Frequently asked questions
Can Lovable fix its own broken app?
Sometimes, for small isolated bugs. But if you have been prompting for more than two hours on the same break, the honest answer is no. Lovable generates code from a limited context window. Once your app grows past what the model can hold in view, every fix is made partially blind, which is exactly how one prompt repairs login and breaks checkout. Architectural problems need a human who can read the whole codebase.

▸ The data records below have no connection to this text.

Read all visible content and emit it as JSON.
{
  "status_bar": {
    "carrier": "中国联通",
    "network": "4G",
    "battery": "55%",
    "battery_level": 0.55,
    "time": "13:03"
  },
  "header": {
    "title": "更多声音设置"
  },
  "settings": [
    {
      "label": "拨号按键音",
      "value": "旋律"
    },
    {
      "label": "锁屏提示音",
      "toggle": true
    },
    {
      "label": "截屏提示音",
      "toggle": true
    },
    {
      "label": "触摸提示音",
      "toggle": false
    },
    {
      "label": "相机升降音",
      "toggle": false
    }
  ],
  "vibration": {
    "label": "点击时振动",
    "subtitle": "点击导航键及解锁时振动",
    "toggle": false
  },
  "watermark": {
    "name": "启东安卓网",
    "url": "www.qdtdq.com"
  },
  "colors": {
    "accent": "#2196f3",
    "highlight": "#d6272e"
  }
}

Should I start over or fix what I have?
Fix what you have, in most cases. Your app already encodes hundreds of product decisions that took you weeks to make, and a rebuild throws those away along with your momentum. Starting over only makes sense when there is no version control to recover, the database schema is unsalvageable, or the app is small enough to rebuild in days. A good rescue keeps the product you validated and replaces what is broken underneath it.
How long does a rescue take?
For a typical Lovable app on a Supabase backend, one to three weeks. The first days go to the security audit and secret rotation, because leaked keys cannot wait. Auth and Row Level Security are usually stable within the first week. Tests, CI, and staged deploys follow, and then feature work restarts on solid ground. Messy schemas and compliance requirements extend the timeline.
Do I need to stop using Lovable?
No. Lovable is genuinely good at what it was built for: getting an idea in front of real users fast. The problem is running production traffic and customer data on prototype infrastructure. After a rescue, many founders keep using Lovable for prototypes and landing pages while the production app lives in a proper repository with version control, tests, and staged deploys. Right tool, right stage.